Sonya Chaudhry believes that studying abroad in Madrid this quarter has exposed her to language barriers -- no matter how subtle -- among different Spanish speaking countries. (Courtesy of Sonya Chaudhry)

When in Madrid, do as the  madrileños do.

After about a month in Spain, I’m starting to see why so many Stanford students are in love with this program.

One of the reasons is that we are really lucky to be able to live with host families and get three home-cooked meals a day. So far, studying abroad in Madrid has been a very hands-on way to learn about Spanish culture.

My roommate and I live with a very loving single mom who spoils us in every way imaginable. She offers loads of advice on where to party, how to dress, what to eat — you name it. My favorite advice so far: eating lettuce and salad can make us gain weight, but a little bit of chocolate everyday is totally acceptable. After all, it has kept her figure slim and her friends jealous over the years.

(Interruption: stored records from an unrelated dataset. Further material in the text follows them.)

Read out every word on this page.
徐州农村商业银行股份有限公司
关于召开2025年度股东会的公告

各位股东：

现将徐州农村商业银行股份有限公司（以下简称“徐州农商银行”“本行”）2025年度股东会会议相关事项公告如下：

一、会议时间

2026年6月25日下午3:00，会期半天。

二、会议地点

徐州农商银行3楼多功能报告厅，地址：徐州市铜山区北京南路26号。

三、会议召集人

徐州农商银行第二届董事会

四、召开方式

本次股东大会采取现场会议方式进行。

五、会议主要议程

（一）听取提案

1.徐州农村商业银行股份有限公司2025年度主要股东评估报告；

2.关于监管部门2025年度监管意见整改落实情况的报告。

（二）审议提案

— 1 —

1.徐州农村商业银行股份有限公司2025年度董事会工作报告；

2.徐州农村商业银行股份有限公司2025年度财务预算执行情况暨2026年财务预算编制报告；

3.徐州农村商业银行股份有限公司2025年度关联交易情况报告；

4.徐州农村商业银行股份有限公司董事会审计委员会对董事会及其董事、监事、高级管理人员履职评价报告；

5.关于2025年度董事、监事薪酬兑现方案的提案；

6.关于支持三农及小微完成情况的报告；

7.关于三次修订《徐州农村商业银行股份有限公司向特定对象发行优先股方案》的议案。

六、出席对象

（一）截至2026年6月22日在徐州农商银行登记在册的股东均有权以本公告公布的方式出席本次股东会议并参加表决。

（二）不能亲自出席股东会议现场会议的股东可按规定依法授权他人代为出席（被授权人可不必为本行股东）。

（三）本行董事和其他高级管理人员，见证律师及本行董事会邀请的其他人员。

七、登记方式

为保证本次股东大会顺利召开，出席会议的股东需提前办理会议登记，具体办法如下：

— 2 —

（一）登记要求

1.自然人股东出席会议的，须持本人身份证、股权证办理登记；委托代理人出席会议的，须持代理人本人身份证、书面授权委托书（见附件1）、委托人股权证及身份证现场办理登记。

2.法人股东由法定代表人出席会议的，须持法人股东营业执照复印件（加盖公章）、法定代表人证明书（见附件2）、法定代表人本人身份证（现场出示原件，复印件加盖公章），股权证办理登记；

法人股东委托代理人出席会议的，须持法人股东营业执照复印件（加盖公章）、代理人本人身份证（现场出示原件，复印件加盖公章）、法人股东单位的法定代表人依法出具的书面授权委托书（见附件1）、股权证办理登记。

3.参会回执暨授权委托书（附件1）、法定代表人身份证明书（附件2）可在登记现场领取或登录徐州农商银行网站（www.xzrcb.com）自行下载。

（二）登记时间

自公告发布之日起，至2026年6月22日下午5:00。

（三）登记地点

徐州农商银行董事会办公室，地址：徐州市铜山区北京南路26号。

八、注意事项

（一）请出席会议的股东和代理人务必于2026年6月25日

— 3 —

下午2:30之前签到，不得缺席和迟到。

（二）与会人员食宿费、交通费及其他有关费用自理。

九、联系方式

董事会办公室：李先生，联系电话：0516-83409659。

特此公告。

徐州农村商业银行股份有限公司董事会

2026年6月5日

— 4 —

As informative as her witticisms are, it’s also been exciting to share our own cultures with our host mom. My roommate is part Mexican — and I’m a native Californian, have a Mexican boyfriend and, consequently, have lots of happy memories associated with Mexican culture.

However, the Spanish spoken in Spain is very different from the Spanish spoken in Mexico. Thus, we are constantly being introduced to new slang or are reminded to pronounce the Spanish lisp and say opthión instead of opción.

Our greatest surprise thus far has been the word coger. Everyone in Spain, including our host mom, has been telling us to coger un taxi, el libro, etc. We were a little bewildered and uncomfortable. For the non-Spanish speakers out there, to Castellano speakers, the word coger is short for recoger, which means to pick up or get. In Mexican slang, however, coger essentially means to have sex with, but in cruder terms. Needless to say, we got a good laugh out of explaining our confusion to our host mother and learning a little bit more about Spanish culture.